De Magdalena Reyes Puig para Leslie Ford, del Trinity College
Estimado Leslie:

 

Expresiones humanas

Su respuesta a mi carta, Las moscas del mercado,  parece confirmar la tesis de que siempre existe una dosis de subjetividad que enmarca a la perspectiva de cada uno, dejando su impronta en la interpretación del mensaje recibido. 
El lenguaje humano es lo suficientemente dúctil y ambiguo como para posibilitar la apropiación –o reelaboración- del texto por parte del lector. Mientras un 2+2=4 no admite controversia alguna (a no ser que estemos reflexionando acerca de la naturaleza de la matemática como ciencia), la expresión “es falsa la opinión de que lo privado es siempre más eficiente que lo público” sí puede dar pie a la polémica, y esto lo prueba su carta, La irrefutable evidencia. 

La alusión a Uruguay como la Suiza de América refiere a una realidad aún más desfasada que la del uso de camisas con cuellos puntiagudos y sangría con sanguijuelas. De hecho, y sin haber vivido la época en que mi país podía preciarse de tal apelativo, ahora pienso que –como quien se harta de las chaquetas de polyester de la moda masiva, y va en busca de un saco de terciopelo auténtico en los percheros de las tiendas vintage- mi última carta podría ser la expresión de un anhelo por recuperar, como país, aquellas virtudes políticas de antaño. 

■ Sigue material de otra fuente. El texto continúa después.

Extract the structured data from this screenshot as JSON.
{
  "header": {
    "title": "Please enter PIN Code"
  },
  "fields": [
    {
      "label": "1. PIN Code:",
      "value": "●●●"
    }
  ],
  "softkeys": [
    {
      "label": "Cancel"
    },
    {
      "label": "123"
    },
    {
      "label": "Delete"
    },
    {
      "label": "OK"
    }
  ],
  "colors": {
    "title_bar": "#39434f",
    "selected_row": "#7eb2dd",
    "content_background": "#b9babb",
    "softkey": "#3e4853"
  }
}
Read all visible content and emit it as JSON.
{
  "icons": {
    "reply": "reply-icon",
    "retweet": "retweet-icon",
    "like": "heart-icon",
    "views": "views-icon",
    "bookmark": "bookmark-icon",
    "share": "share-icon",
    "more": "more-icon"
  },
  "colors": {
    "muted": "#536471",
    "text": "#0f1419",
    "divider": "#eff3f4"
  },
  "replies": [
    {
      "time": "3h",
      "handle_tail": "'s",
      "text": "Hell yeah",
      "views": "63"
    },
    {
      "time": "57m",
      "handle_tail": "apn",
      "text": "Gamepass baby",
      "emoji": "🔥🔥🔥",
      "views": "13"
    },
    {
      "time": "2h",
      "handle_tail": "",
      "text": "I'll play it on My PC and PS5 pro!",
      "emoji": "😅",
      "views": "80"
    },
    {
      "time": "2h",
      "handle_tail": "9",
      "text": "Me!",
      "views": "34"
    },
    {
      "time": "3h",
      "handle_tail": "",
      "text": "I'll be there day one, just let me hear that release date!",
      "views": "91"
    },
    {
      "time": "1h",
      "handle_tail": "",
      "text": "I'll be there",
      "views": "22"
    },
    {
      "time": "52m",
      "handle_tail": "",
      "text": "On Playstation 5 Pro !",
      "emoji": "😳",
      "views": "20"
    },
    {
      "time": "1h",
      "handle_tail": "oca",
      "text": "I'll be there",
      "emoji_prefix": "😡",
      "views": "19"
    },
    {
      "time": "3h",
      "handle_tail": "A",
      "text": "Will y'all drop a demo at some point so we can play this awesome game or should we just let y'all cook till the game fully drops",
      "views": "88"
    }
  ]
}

Usted me pregunta, entre otras cosas, si el Estado administra bien la educación. Y, muy a mi pesar, debo responderle que no. Este es un hecho lamentable, especialmente para un país reconocido por ser de los primeros en el mundo en establecer un sistema de educación gratuita, laica y obligatoria. Pero un mal administrador no es nunca, per se, razón suficiente para refutar la importancia de lo que gestiona. La educación pública es uno de los garantes principales de la igualdad de oportunidades y, sin desestimar los beneficios de las propuestas privadas, debemos velar por ella si no queremos que la educación termine expuesta en tenderetes o vidrieras, accesible sólo a aquellos que puedan pagar por ella.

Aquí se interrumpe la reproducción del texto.